Abstract: TH-PO0461
Beyond Heart Failure: Diaphragmatic Dysfunction and Hypovolemia Misdiagnosed as Dialysis Intolerance
Session Information
- Hemodialysis: Novel Markers and Case Reports
November 06, 2025 | Location: Exhibit Hall, Convention Center
Abstract Time: 10:00 AM - 12:00 PM
Category: Dialysis
- 801 Dialysis: Hemodialysis and Frequent Dialysis
Authors
- Saey, Stephanie, Mayo Clinic Minnesota, Rochester, Minnesota, United States
- Kashani, Mehdi, Mayo Clinic Minnesota, Rochester, Minnesota, United States
- Domecq Garces, Juan Pablo, Mayo Clinic Minnesota, Rochester, Minnesota, United States
Introduction
Orthopnea in heart failure is typically linked to pulmonary congestion but can also result from less recognized causes such as diaphragmatic paralysis. In patients with overlapping advanced heart failure and CKD, symptoms may be misattributed, leading to inappropriate treatment. This case highlights how a multidisciplinary reassessment identified reversible causes of hypotension and dyspnea in a patient previously referred to hospice.
Case Description
A 53-year-old woman with long QT syndrome, advanced heart failure, and CKD presented after being deemed dialysis-intolerant and transitioned to hospice care. She had a history of multiple cardiac devices leading to SVC syndrome, right diaphragmatic paralysis, and progressive dyspnea. Despite being labeled dialysis-dependent, she maintained urine output. Dialysis was discontinued due to recurrent hypotension, assumed to reflect hemodynamic instability.

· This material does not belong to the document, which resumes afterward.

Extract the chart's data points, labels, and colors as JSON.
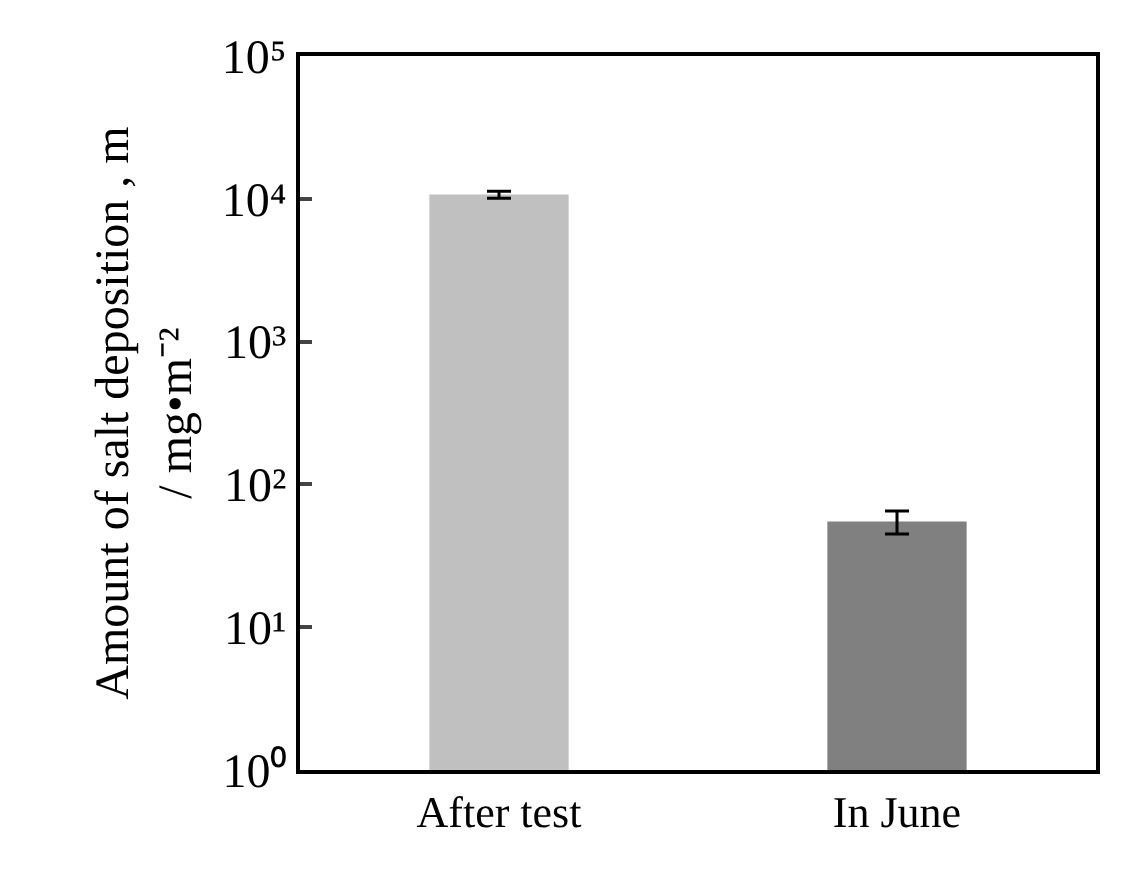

Reevaluation revealed that hypotension was due to chronic volume depletion from over-diuresis. A cautious fluid challenge resulted in improved blood pressure and renal function. Her pacemaker, previously turned off in preparation for hospice, was reactivated and optimized. Imaging confirmed that her dyspnea was mechanical in origin, driven by diaphragmatic paralysis rather than pulmonary edema. Diuretics were reduced, and BiPAP therapy was optimized accordingly.
Two years later, she remains dialysis-free (creatinine 1.4 mg/dL, eGFR 50), with stable heart failure and improved respiratory symptoms. She is able to remain a caregiver for her daughter with Down syndrome.
Discussion
This case challenges the assumption that dialysis intolerance always indicates end-stage kidney or cardiac failure. Here, hypotension stemmed from treatable volume depletion, not irreversible organ dysfunction. The misinterpretation nearly led to premature palliative transition. Additionally, orthopnea was largely mechanical, due to diaphragmatic dysfunction, not fluid overload which highlights the importance of accurate symptom attribution.
Multidisciplinary input was key: Nephrology identified reversible hypovolemia, Cardiology optimized pacing, and Pulmonology clarified the etiology of dyspnea. Moreover, the patient’s personal motivation - her role as primary caregiver for her daughter - reinforces the importance of patient-centered care.